Not a word had been exchanged. He looked from one to another in silence. If an eye were furtively raised and met his, it was instantly averted. When his hollow voice broke silence, they all three started. They seemed never to have heard its tones before.
“How came that dog here?” he asked.
“Alone. Three hours ago.”
“Tonight’s paper says that Fagin’s took.

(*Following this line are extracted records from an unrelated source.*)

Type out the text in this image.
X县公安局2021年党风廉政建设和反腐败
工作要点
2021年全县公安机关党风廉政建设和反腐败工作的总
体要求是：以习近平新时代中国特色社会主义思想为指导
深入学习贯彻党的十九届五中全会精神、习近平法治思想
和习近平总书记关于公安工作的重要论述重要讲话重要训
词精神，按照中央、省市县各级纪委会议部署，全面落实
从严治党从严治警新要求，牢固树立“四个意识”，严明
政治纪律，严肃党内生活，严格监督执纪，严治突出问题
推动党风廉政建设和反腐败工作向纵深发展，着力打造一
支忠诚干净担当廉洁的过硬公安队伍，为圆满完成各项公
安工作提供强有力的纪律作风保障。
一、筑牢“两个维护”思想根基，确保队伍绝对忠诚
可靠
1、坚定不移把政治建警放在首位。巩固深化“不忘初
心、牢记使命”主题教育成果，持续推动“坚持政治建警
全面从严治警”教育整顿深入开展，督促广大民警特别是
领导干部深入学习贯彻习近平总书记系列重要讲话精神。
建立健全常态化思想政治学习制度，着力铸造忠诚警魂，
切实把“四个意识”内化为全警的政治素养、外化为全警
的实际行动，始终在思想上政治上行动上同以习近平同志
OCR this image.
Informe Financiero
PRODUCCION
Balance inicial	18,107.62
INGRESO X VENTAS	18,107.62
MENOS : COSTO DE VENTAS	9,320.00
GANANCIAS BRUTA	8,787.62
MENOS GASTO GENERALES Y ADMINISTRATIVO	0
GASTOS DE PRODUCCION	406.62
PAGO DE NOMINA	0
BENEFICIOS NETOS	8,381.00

Is it true, or a lie?”
“True.”
They were silent again.
“Damn you all!” said Sikes, passing his hand across his forehead. “Have you nothing to say to me?”
There was an uneasy movement among them, but nobody spoke.
“You that keep this house,” said Sikes, turning his face to Crackit, “do you mean to sell me, or to let me lie here till this hunt is over?”
“You may stop here, if you think it safe,” returned the person addressed, after some hesitation.
Sikes carried his eyes slowly up the wall behind him: rather trying to turn his head than actually doing it: and said, “Is—it—the body—is it buried?”
They shook their heads.
“Why isn’t it!” he retorted with the same glance behind him. “Wot do they keep such ugly things above the ground for?—Who’s that knocking?”
Crackit intimated, by a motion of his hand as he left the room, that there was nothing to fear; and directly came back with Charley Bates behind him. Sikes sat opposite the door, so that the moment the boy entered the room he encountered his figure.
“Toby,” said the boy falling back, as Sikes turned his eyes towards him, “why didn’t you tell me this, downstairs?”